I’m the wrong guy to judge whether President Obama’s speech worked or not; readers out there know what I think of the guy. It was pretty much what we expected from him: Our situation is simultaneously one of the worst crises to ever hit the nation and yet there is no doubt we will triumph; the stimulus was exactly what was needed; we’ll end our dependence on foreign oil; we’ll save the banks without helping the CEOs; we’ll keep all the right people in their houses and not give any money to the folks who don’t deserve it; everyone will get the health care they need at a price they can afford; taxes will be raised, but only on the rich, and there will be no harm to the economy as a result of it; we will increase spending on all of these priorities and cut the deficit at the same time; hope, change, yes we can.
Some of us have been hearing variations of these themes for oh, the past two years or so.

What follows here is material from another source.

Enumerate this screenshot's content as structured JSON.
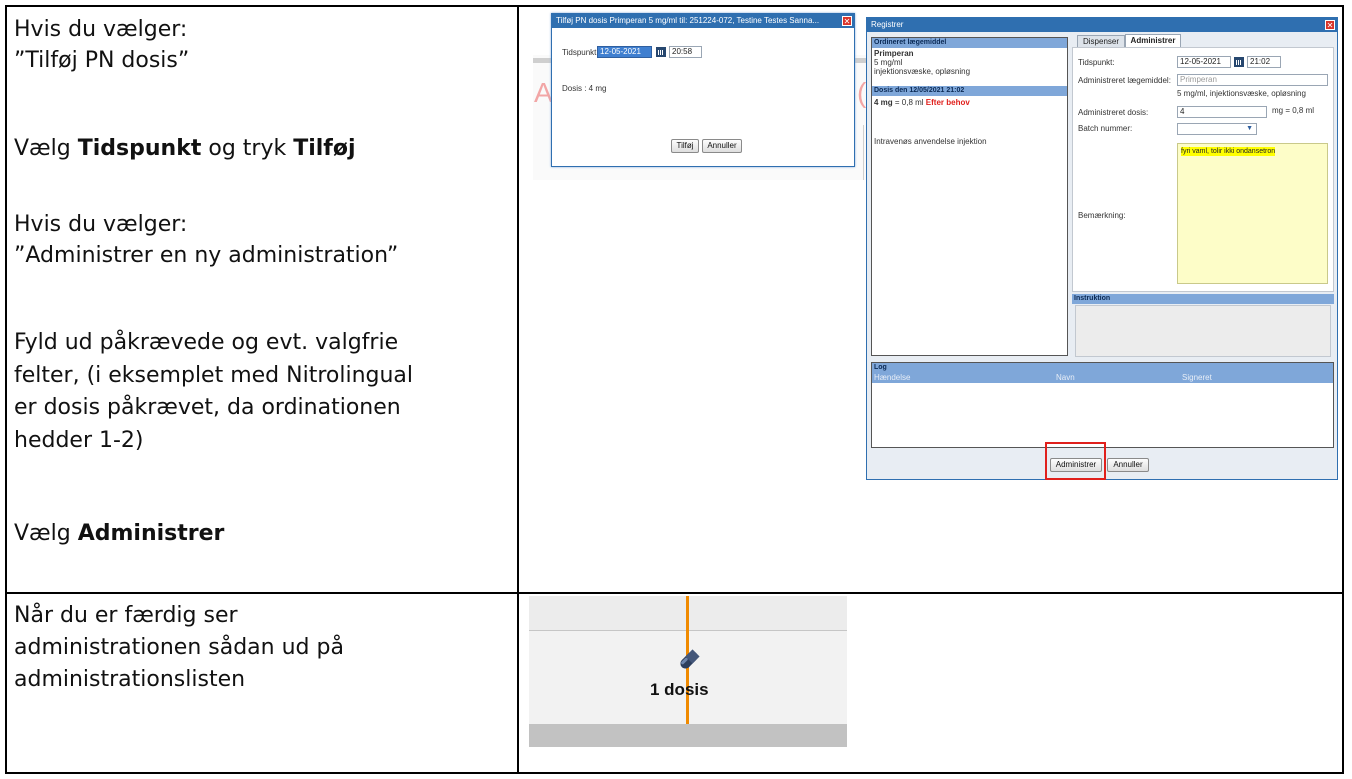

I’ve been talking about the markets’ response to Obama lately, as have others. I have no idea how the markets will respond tomorrow. But I can’t help suspect that the markets’ seeming pessimism and lack of faith in the Obama team’s response to a declining economy doesn’t have to do with an inability to appreciate grand visions, poetic language, or bold promises of a better tomorrow. Like the rest of us, they’ve been hearing these promises for years. It’s what the administration (and Congress) is doing and not doing that seems to be a source of anxiety.
UPDATE: Roland Martin on CNN says, “Obama was not speaking to Wall Street tonight, he was speaking to Main Street.” Well, if those high polling numbers are to believed, Main Street is still with him, or wants to believe. The market performance suggests Wall Street needs to be reassured.